When the initial impression is noncardiac chest pain, high-risk features such as traditional cardiovascular risk factors or a history of coronary artery disease are associated with adverse cardiac events. In the absence of well-defined criteria, treating physicians should consider further evaluation before diagnosing patients with noncardiac chest pain if these features are present.

Introduction

Heart disease is the leading cause of mortality among the US population, causing more than 710,000 deaths per year.1 Furthermore, the rate of missed acute myocardial infarction in the emergency department (ED) is 2.1%,2 representing a significant source of patient morbidity and mortality, as well as insurance losses because of malpractice.3 The consequence has been a conservative strategy by emergency physicians in the evaluation of chest pain, exemplified by the fact that more than two thirds of patients who have chest pain and are admitted to the hospital do not have an acute ischemic syndrome. However, with increased examination of health care spending, the cost of noncardiac chest pain admissions has placed emergency physicians under pressure to limit chest pain admissions to high-risk patients.
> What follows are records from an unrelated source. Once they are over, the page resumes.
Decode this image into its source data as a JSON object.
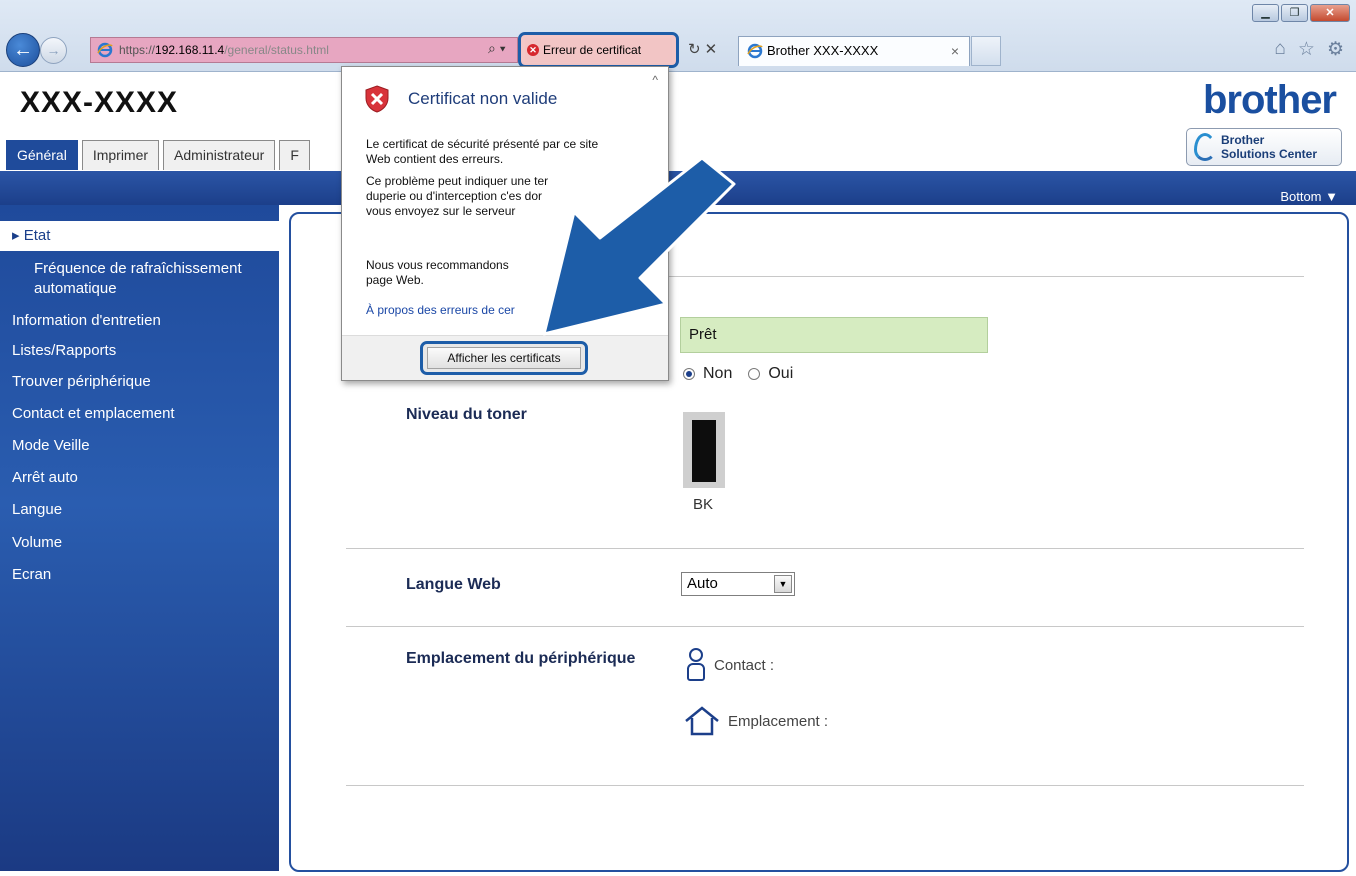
{
  "browser": {
    "address_prefix": "https://",
    "address_host": "192.168.11.4",
    "address_path": "/general/status.html",
    "cert_error_label": "Erreur de certificat",
    "tab_title": "Brother XXX-XXXX",
    "tab_close": "×"
  },
  "header": {
    "model": "XXX-XXXX",
    "brand": "brother",
    "solutions_line1": "Brother",
    "solutions_line2": "Solutions Center"
  },
  "nav_tabs": {
    "general": "Général",
    "print": "Imprimer",
    "admin": "Administrateur",
    "partial": "F"
  },
  "band": {
    "bottom_link": "Bottom ▼"
  },
  "sidebar": {
    "items": [
      "▸ Etat",
      "Fréquence de rafraîchissement",
      "automatique",
      "Information d'entretien",
      "Listes/Rapports",
      "Trouver périphérique",
      "Contact et emplacement",
      "Mode Veille",
      "Arrêt auto",
      "Langue",
      "Volume",
      "Ecran"
    ]
  },
  "content": {
    "status_value": "Prêt",
    "radio_non": "Non",
    "radio_oui": "Oui",
    "toner_label": "Niveau du toner",
    "toner_name": "BK",
    "web_lang_label": "Langue Web",
    "web_lang_value": "Auto",
    "location_label": "Emplacement du périphérique",
    "contact_label": "Contact :",
    "emplacement_label": "Emplacement :"
  },
  "popup": {
    "title": "Certificat non valide",
    "para1_line1": "Le certificat de sécurité présenté par ce site",
    "para1_line2": "Web contient des erreurs.",
    "para2_line1": "Ce problème peut indiquer une ter",
    "para2_line2": "duperie ou d'interception c'es dor",
    "para2_line3": "vous envoyez sur le serveur",
    "para3_line1": "Nous vous recommandons",
    "para3_line2": "page Web.",
    "link": "À propos des erreurs de cer",
    "view_button": "Afficher les certificats"
  },
  "colors": {
    "accent_blue": "#1d5da8",
    "sidebar_blue": "#1f4a9b",
    "status_green": "#d6ecc1"
  }
}
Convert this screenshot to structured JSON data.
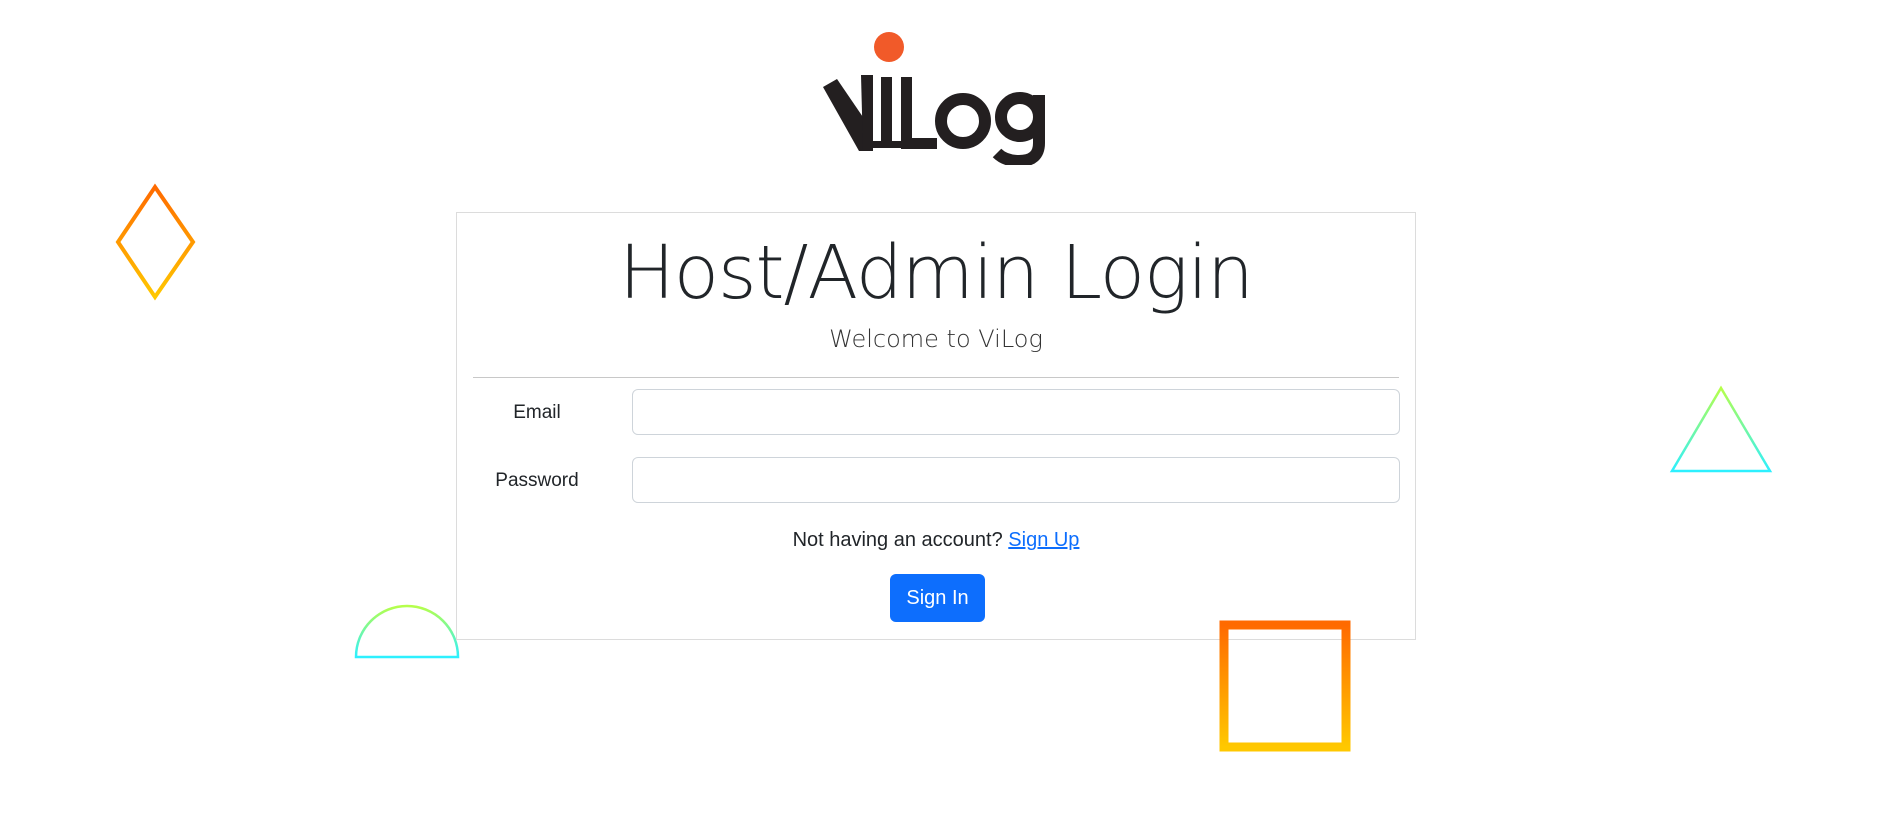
{
  "logo": {
    "text": "ViLog",
    "dot_color": "#f15a29",
    "text_color": "#231f20"
  },
  "login": {
    "title": "Host/Admin Login",
    "subtitle": "Welcome to ViLog",
    "email_label": "Email",
    "email_value": "",
    "password_label": "Password",
    "password_value": "",
    "signup_prompt": "Not having an account?",
    "signup_link": "Sign Up",
    "signin_button": "Sign In"
  },
  "colors": {
    "primary": "#0d6efd",
    "card_border": "#dcdcdc",
    "orange": "#ff6a00",
    "yellow": "#ffc800",
    "lime": "#b6ff4a",
    "cyan": "#2df0ff"
  }
}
Simultaneously, the fear of an unexpected bad outcome has limited their willingness to send undiagnosed chest pain patients home from the ED.

Because of these concerns, risk stratification of patients with chest pain has become common practice. Although many risk stratification schemes have been proposed for patients with chest pain,4., 5., 6., 7., 8., 9. most focus on patients who are likely to have myocardial ischemia as a cause of their pain. Even with these risk stratification schemes, the most widely adopted and earliest risk stratification tool used in practice is the initial impression. When evaluating patients experiencing chest pain in the ED, clinicians must form an initial impression based on immediately available data, such as medical history, physical examination findings, and often ECG findings. In some patients, the initial impression does not suggest a cardiac cause of the patient's chest pain. It has been suggested these patients do not need any further cardiac evaluation performed.9

Although this approach is intuitive and practical, patient outcomes have not been described. Furthermore, early studies demonstrated that patients labeled as having noncardiac chest pain have an incidence of coronary artery disease ranging from 0.8% to 28.1%,10 making this a subset of patients whose outcomes should be determined. The purpose of this study was to evaluate patients presenting to the ED with chest pain whose treating physicians' initial impression was noncardiac chest pain. We reviewed the prospectively collected Internet Tracking Registry for Acute Coronary Syndromes (itrACS) database of undifferentiated patients with chest pain to characterize this group of patients, identify patients with adverse cardiac events, and describe their associated risk factors.

Section snippets

Materials and methods

We performed secondary analysis of the prospectively collected itrACS chest pain registry.

Results

Of the 17,737 total itrACS patients, 570 (3.2%) patients had an initial diagnostic impression of acute myocardial infarction, 1,536 (8.7%) patients had unstable angina or non–Q-wave myocardial infarction, 4,699 (26.5%) patients had high-risk chest pain, 6,954 (39.2%) patients had low-risk chest pain, and 3,696 (20.8%) patients had noncardiac chest pain. The extent of evaluation increased with severity of the initial diagnostic impression, with 53.2% of patients with low-risk chest pain having

Limitations

There are several limitations to our study that should be recognized. The itrACS registry includes mostly patients with chest pain. Although patients with syncope, shortness of breath, or “anginal equivalents” are included in the database, there was a questionnaire-driven bias toward including patients with chest pain, which was evident throughout the study.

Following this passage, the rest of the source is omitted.